BEDROOM PHILOSOPHY
The wisdom of Adam Phillips

  • Profoundly committed to the better life, the promiscuous, like the monogamous, are idealists. Both are deranged by hope, in awe of reassurance, impressed by their pleasures. We should not be too quick to set them against each other. At their best, they are both the enemies of cynicism. It is the cynical who are dispiriting because they are always getting their disappointment in first.

  • A couple is a conspiracy in search of a crime. Sex is often the closest they can get.

  • At its best monogamy may be the wish to find someone to die with; at its worst it is a cure for the terrors of aliveness. They are easily confused.

  • No one gets the relationship they deserve. For some people this is a cause of unending resentment, for some people it is the source of unending desire. And for some people the most important thing is that they have found something that doesn't end.

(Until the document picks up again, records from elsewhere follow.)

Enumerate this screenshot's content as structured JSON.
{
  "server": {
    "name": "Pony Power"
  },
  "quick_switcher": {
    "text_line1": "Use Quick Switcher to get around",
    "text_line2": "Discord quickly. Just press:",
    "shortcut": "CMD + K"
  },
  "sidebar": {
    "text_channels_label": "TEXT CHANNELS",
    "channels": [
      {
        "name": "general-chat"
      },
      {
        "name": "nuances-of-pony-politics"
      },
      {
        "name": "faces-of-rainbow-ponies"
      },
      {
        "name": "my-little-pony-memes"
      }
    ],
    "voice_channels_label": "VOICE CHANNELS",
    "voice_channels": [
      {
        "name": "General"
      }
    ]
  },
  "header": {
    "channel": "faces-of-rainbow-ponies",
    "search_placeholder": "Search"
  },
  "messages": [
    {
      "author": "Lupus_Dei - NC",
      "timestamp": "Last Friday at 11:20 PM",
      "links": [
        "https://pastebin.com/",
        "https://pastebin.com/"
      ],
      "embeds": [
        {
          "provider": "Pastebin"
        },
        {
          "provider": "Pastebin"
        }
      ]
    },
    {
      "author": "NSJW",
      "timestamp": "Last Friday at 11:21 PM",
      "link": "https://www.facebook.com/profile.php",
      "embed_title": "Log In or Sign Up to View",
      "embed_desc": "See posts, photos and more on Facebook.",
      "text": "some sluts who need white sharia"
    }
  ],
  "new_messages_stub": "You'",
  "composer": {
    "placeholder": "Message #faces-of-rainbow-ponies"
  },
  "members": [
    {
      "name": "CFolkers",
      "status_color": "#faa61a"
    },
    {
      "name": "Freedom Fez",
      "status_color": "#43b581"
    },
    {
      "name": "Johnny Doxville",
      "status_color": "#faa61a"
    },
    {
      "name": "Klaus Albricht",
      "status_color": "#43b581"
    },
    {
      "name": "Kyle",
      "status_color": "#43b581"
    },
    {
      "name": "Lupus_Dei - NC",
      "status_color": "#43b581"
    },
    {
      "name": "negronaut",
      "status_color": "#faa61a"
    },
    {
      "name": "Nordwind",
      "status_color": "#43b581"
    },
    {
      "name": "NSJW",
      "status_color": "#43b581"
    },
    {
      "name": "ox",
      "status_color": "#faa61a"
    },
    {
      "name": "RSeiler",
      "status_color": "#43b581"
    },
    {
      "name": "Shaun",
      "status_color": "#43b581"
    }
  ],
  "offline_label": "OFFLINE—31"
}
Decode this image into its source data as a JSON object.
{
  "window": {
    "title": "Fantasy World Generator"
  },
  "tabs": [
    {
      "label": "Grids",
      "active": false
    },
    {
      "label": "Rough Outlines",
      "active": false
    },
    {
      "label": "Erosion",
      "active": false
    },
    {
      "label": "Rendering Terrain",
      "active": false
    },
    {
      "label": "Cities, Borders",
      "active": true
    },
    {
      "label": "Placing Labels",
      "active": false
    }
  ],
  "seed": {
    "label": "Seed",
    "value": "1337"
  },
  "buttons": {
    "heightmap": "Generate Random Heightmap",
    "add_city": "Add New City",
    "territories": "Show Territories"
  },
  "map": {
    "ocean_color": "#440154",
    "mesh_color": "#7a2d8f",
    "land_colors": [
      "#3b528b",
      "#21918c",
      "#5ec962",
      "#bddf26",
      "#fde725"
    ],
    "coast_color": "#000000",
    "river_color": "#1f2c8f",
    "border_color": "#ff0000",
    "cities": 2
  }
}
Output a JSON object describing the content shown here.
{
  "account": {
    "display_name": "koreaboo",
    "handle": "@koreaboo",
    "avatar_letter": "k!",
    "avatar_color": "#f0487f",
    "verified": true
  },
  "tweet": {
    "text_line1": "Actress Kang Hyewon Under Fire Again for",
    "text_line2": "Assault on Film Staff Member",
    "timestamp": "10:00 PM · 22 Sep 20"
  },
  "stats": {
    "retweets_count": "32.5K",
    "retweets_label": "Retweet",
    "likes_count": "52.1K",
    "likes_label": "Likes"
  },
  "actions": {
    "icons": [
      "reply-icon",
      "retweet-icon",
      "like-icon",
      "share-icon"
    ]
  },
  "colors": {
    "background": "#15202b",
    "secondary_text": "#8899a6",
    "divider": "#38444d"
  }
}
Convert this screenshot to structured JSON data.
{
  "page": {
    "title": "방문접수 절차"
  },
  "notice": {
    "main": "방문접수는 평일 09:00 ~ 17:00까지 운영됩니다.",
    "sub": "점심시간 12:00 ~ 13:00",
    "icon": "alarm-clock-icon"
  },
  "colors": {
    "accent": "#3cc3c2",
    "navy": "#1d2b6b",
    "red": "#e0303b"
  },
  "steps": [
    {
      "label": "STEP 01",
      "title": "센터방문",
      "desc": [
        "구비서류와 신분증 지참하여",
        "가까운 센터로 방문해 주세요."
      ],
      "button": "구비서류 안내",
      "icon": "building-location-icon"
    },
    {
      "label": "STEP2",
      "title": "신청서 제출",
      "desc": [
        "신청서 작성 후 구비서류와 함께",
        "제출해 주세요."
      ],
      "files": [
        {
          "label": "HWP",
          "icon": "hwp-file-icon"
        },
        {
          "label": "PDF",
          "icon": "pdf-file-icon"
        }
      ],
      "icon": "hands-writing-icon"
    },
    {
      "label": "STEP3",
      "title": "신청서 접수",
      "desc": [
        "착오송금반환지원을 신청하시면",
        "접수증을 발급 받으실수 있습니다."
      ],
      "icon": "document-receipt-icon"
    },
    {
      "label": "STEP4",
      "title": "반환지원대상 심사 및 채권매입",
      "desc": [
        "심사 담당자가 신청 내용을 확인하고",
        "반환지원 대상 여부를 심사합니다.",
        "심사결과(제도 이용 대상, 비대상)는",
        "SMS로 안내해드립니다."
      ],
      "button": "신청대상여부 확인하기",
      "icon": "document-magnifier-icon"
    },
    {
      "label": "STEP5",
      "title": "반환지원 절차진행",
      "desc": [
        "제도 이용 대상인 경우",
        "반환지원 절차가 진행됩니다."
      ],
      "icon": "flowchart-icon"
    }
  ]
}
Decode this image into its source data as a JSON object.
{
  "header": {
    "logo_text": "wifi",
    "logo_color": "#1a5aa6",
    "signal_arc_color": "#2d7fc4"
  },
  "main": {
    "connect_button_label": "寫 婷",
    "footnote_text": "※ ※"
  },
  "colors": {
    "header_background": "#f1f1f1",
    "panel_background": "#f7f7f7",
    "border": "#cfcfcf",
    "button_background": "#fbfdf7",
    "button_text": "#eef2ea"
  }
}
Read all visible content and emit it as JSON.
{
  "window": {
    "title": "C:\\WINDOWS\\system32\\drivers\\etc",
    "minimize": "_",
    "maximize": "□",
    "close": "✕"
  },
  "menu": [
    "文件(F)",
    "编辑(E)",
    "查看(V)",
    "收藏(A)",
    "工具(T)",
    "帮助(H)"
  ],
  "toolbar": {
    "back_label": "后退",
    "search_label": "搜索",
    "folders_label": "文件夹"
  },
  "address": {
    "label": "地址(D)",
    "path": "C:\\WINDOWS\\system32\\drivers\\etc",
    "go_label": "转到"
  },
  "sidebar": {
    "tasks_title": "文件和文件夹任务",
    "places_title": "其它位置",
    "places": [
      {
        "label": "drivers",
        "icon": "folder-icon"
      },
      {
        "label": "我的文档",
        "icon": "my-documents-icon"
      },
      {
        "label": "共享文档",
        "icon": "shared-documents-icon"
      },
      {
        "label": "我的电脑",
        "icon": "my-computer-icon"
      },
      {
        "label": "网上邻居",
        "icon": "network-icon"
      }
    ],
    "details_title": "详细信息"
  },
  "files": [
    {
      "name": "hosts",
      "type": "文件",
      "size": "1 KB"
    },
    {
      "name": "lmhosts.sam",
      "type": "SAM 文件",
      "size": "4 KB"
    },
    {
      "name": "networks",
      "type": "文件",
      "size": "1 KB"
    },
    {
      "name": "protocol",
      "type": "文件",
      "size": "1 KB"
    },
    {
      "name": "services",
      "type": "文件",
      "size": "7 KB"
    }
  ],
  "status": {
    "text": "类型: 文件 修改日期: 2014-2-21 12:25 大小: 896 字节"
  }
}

  • In a society without scapegoats there would be more conflict. People feel too vulnerable without someone else to blame and punish. Similarly, a society without sexual infidelity -- or without the promiscuous going their wanton way -- could be dangerous. Who would we be fascinated by, who would we persecute?

    After all, a couple without a third party are radically unprotected from each other. And when people are unprotected from each other it can go either way.

    Excerpted from "Monogamy" by Adam Phillips (Pantheon).